In conclusion, hex bolts are versatile and widely used fasteners with a range of applications. They provide secure and reliable connections in various industries and are available in different types, sizes, materials, and finishes to meet specific needs.
Bolts are common multi-notched parts, and the fatigue strength of bolts is significantly influenced by various factors, including size, structure, material, and manufacturing process. Understanding the concept of fatigue strength and fatigue failure is crucial when evaluating bolt performance.
Fatigue strength refers to the maximum stress a material can withstand under infinitely repeated loads without failure, commonly known as the fatigue limit. Mechanical parts such as shafts, gears, bearings, blades, and springs experience periodic stress changes during operation. This stress that fluctuates over time is referred to as alternating stress or cyclic stress. Over an extended period of time, under the influence of alternating stress, cracks may develop or the part may suddenly rupture, a phenomenon known as metal fatigue.
Fatigue failure is a significant cause of mechanical part failures, accounting for more than 80% of such occurrences. Fatigue failures often result in major accidents as there is no noticeable deformation prior to failure.
Therefore, when selecting materials for shafts, gears, bearings, blades, springs, and other components subjected to alternating loads, it is essential to choose materials with superior fatigue strength.
Characteristics of Fatigue Failure Strength:
Fatigue failure exhibits suddenness, localized occurrence, and sensitivity to environmental factors and defects.
Due to the difficulty in early detection, fatigue failure can lead to accidents.
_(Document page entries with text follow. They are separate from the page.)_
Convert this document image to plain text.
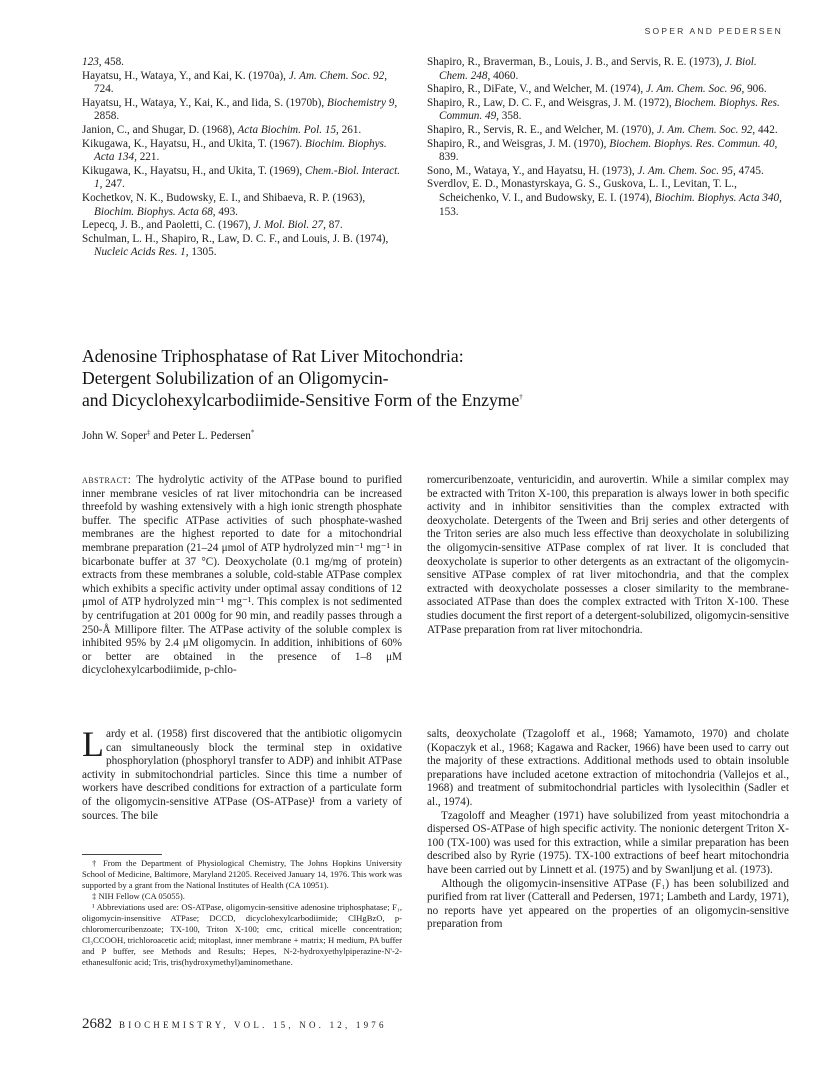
SOPER AND PEDERSEN

123, 458.

Hayatsu, H., Wataya, Y., and Kai, K. (1970a), J. Am. Chem. Soc. 92, 724.

Hayatsu, H., Wataya, Y., Kai, K., and Iida, S. (1970b), Biochemistry 9, 2858.

Janion, C., and Shugar, D. (1968), Acta Biochim. Pol. 15, 261.

Kikugawa, K., Hayatsu, H., and Ukita, T. (1967). Biochim. Biophys. Acta 134, 221.

Kikugawa, K., Hayatsu, H., and Ukita, T. (1969), Chem.-Biol. Interact. 1, 247.

Kochetkov, N. K., Budowsky, E. I., and Shibaeva, R. P. (1963), Biochim. Biophys. Acta 68, 493.

Lepecq, J. B., and Paoletti, C. (1967), J. Mol. Biol. 27, 87.

Schulman, L. H., Shapiro, R., Law, D. C. F., and Louis, J. B. (1974), Nucleic Acids Res. 1, 1305.

Shapiro, R., Braverman, B., Louis, J. B., and Servis, R. E. (1973), J. Biol. Chem. 248, 4060.

Shapiro, R., DiFate, V., and Welcher, M. (1974), J. Am. Chem. Soc. 96, 906.

Shapiro, R., Law, D. C. F., and Weisgras, J. M. (1972), Biochem. Biophys. Res. Commun. 49, 358.

Shapiro, R., Servis, R. E., and Welcher, M. (1970), J. Am. Chem. Soc. 92, 442.

Shapiro, R., and Weisgras, J. M. (1970), Biochem. Biophys. Res. Commun. 40, 839.

Sono, M., Wataya, Y., and Hayatsu, H. (1973), J. Am. Chem. Soc. 95, 4745.

Sverdlov, E. D., Monastyrskaya, G. S., Guskova, L. I., Levitan, T. L., Scheichenko, V. I., and Budowsky, E. I. (1974), Biochim. Biophys. Acta 340, 153.

Adenosine Triphosphatase of Rat Liver Mitochondria:

Detergent Solubilization of an Oligomycin-

and Dicyclohexylcarbodiimide-Sensitive Form of the Enzyme†

John W. Soper‡ and Peter L. Pedersen*

abstract: The hydrolytic activity of the ATPase bound to purified inner membrane vesicles of rat liver mitochondria can be increased threefold by washing extensively with a high ionic strength phosphate buffer. The specific ATPase activities of such phosphate-washed membranes are the highest reported to date for a mitochondrial membrane preparation (21–24 μmol of ATP hydrolyzed min⁻¹ mg⁻¹ in bicarbonate buffer at 37 °C). Deoxycholate (0.1 mg/mg of protein) extracts from these membranes a soluble, cold-stable ATPase complex which exhibits a specific activity under optimal assay conditions of 12 μmol of ATP hydrolyzed min⁻¹ mg⁻¹. This complex is not sedimented by centrifugation at 201 000g for 90 min, and readily passes through a 250-Å Millipore filter. The ATPase activity of the soluble complex is inhibited 95% by 2.4 μM oligomycin. In addition, inhibitions of 60% or better are obtained in the presence of 1–8 μM dicyclohexylcarbodiimide, p-chlo-

romercuribenzoate, venturicidin, and aurovertin. While a similar complex may be extracted with Triton X-100, this preparation is always lower in both specific activity and in inhibitor sensitivities than the complex extracted with deoxycholate. Detergents of the Tween and Brij series and other detergents of the Triton series are also much less effective than deoxycholate in solubilizing the oligomycin-sensitive ATPase complex of rat liver. It is concluded that deoxycholate is superior to other detergents as an extractant of the oligomycin-sensitive ATPase complex of rat liver mitochondria, and that the complex extracted with deoxycholate possesses a closer similarity to the membrane-associated ATPase than does the complex extracted with Triton X-100. These studies document the first report of a detergent-solubilized, oligomycin-sensitive ATPase preparation from rat liver mitochondria.

Lardy et al. (1958) first discovered that the antibiotic oligomycin can simultaneously block the terminal step in oxidative phosphorylation (phosphoryl transfer to ADP) and inhibit ATPase activity in submitochondrial particles. Since this time a number of workers have described conditions for extraction of a particulate form of the oligomycin-sensitive ATPase (OS-ATPase)¹ from a variety of sources. The bile

salts, deoxycholate (Tzagoloff et al., 1968; Yamamoto, 1970) and cholate (Kopaczyk et al., 1968; Kagawa and Racker, 1966) have been used to carry out the majority of these extractions. Additional methods used to obtain insoluble preparations have included acetone extraction of mitochondria (Vallejos et al., 1968) and treatment of submitochondrial particles with lysolecithin (Sadler et al., 1974).

Tzagoloff and Meagher (1971) have solubilized from yeast mitochondria a dispersed OS-ATPase of high specific activity. The nonionic detergent Triton X-100 (TX-100) was used for this extraction, while a similar preparation has been described also by Ryrie (1975). TX-100 extractions of beef heart mitochondria have been carried out by Linnett et al. (1975) and by Swanljung et al. (1973).

Although the oligomycin-insensitive ATPase (F₁) has been solubilized and purified from rat liver (Catterall and Pedersen, 1971; Lambeth and Lardy, 1971), no reports have yet appeared on the properties of an oligomycin-sensitive preparation from

† From the Department of Physiological Chemistry, The Johns Hopkins University School of Medicine, Baltimore, Maryland 21205. Received January 14, 1976. This work was supported by a grant from the National Institutes of Health (CA 10951).

‡ NIH Fellow (CA 05055).

¹ Abbreviations used are: OS-ATPase, oligomycin-sensitive adenosine triphosphatase; F₁, oligomycin-insensitive ATPase; DCCD, dicyclohexylcarbodiimide; ClHgBzO, p-chloromercuribenzoate; TX-100, Triton X-100; cmc, critical micelle concentration; Cl₃CCOOH, trichloroacetic acid; mitoplast, inner membrane + matrix; H medium, PA buffer and P buffer, see Methods and Results; Hepes, N-2-hydroxyethylpiperazine-N'-2-ethanesulfonic acid; Tris, tris(hydroxymethyl)aminomethane.

2682 BIOCHEMISTRY, VOL. 15, NO. 12, 1976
Factors Affecting Bolt Fatigue Strength:
Surface Quality of the Thread:
Smaller surface roughness reduces stress concentration and increases fatigue strength. As surface roughness increases, the fatigue limit decreases.
Different steel grades and manufacturing methods can result in varying degrees of fatigue limit reduction. For example, a change in roughness from 0.08-0.16 to 0.63-1.35 in an M6-1.0 40CrNiMo steel bolt reduces fatigue strength by 33%. In bolts with an M1.2-1.5 thread, a roughness change from 0.08-0.16 to 0.16-0.32 leads to a 21% decrease in fatigue strength.Surface treatments such as grinding, shot blasting, and rolling can improve the fatigue strength.
Influence of the Thread-Rolling Process:Thread rolling produces a deformation-strengthened layer and residual compressive stress, effectively preventing fatigue crack initiation and early growth.
Thread rolling reduces valley surface roughness, which improves fatigue strength.
Note:
If the thread is roll-pressed and subsequently heat treated, the favorable factors mentioned above are nullified. For improved fatigue performance, the thread should be roll-pressed after heat treatment.
Heat treatment can increase the hardness of bolts, especially high-strength bolts, potentially reducing the lifespan of the thread-rolling die. Poor-quality thread rolling can result in micro-cracks or peeling similar to contact fatigue, which may reduce or negate the improvement in fatigue performance.Distance Between Nut Face and Thread:
Tests have shown that the closer the nut face is to the threading location, the earlier bolt failure may occur.
Material Defects:
Bolts that are not machined after cold heading or cold drawing may retain surface defects from the raw material. These defects can serve as sources of fatigue cracks, leading to premature fatigue failure.
Thread Valley Shape:
Stress concentration occurs at the thread valley during bolt loading, with the shape of the valley playing a significant role. A smoother valley groove results in reduced stress concentration and higher fatigue strength.